People who write for a living, and really artists in general (regardless of their medium), often reach points where their well has run dry. We’ve all been there. Staring at the blank page before you. Open up the dirty window. Let the sun illuminate the words that you cannot find…looks like I’ve veered into Unwritten by Natasha Bedingfield! But Natasha has a point. Sometimes you just need to get out of your own head (i.e. feel the rain on your skin) to get your creative motors cranking. There are innumerable ways to unfunk yourself but I hope these five help you to get started.
#1: Clean Out the Clutter
The time-honored image of the messy artist is as old as art itself. And I’d be lying if I said that most of the people I’ve come across who create for a living don’t struggle with keeping their living spaces in working order. After all, who cares about dirty dishes or piles of laundry when you have the next Great American Novel to write?
The sad truth however is that it’s hard to hone in on something like a tricky plot point when your living space looks like something off of Hoarders.
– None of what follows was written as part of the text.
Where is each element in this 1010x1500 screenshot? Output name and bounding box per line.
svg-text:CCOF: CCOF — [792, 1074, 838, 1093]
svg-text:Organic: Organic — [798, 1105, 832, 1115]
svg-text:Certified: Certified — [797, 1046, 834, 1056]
So start by tidying up the area you spend the most time in. Pick up and throw away trash, take your dirty dishes to the kitchen, make your bed, and make liberal use of a can of Febreze.
Once your living space looks neater, there’ll be more space in your head for what matters most.
#2: Take a Nap
It’s hard to do anything if you’re not well-rested, and sometimes the thing you need most is a good long nap. That poem, story, or blog post can wait until later. Turn off your phone, shut the blinds, and clear your mind. When you wake up, you’ll be ready to get to it. If you’re lucky, your dreams may give you ideas for your next project!
#3: Read, Read, Read!!!!
If you don’t have time to read, you don’t have the time (or the tools) to write. Simple as that.Stephen King
Stephen King said it best. Although this advice applies primarily to writers, its applicability transfers to any creative endeavor. People who want to make great films need to be watching great films. You can’t become the next Scorsese or Gerwig by watching the same shitty Mark Wahlberg movies over and over again ad nauseam. You can’t become the next Picasso or Rembrandt if you don’t study the Masters. Art begets art.
#4: Give Yourself Permission to Suck
God, this is a hard one, especially for perfectionists like yours truly. But anything worth doing well is worth doing badly at least 6,543,789 times in order to perfect your craft. If you’re afraid of failing and never allow yourself to clear your cache by putting vomit on paper, you’re never going to write anything worth reading. Now, I’m not saying to go out in the world and share your shitty Grey’s Anatomy fan-fiction, but I’m not not saying to either.
#5: Find Your People and Share the Burden
Everyone needs a sounding board. There are innumerable collectives for creatives to join and if you can’t find a group you like then make your own. Having another person or a group of people to share your work with and give you insightful critiques is invaluable. An added benefit is that by participating in just such a group, you also expand your network and become a node on the networks of everyone who’s in your group as well. You never know which contact will help you get agented or sell your first book or agree to exhibition your work. So connect, connect, and then connect some more.
I hope these five tips will give you a good starting point toward sparking creativity in your own life. The creative life is extremely rewarding for anyone who is willing to give it their all and I wish you nothing but success and happiness on your journey as not only an artist but a human being as well. Take care, my friends.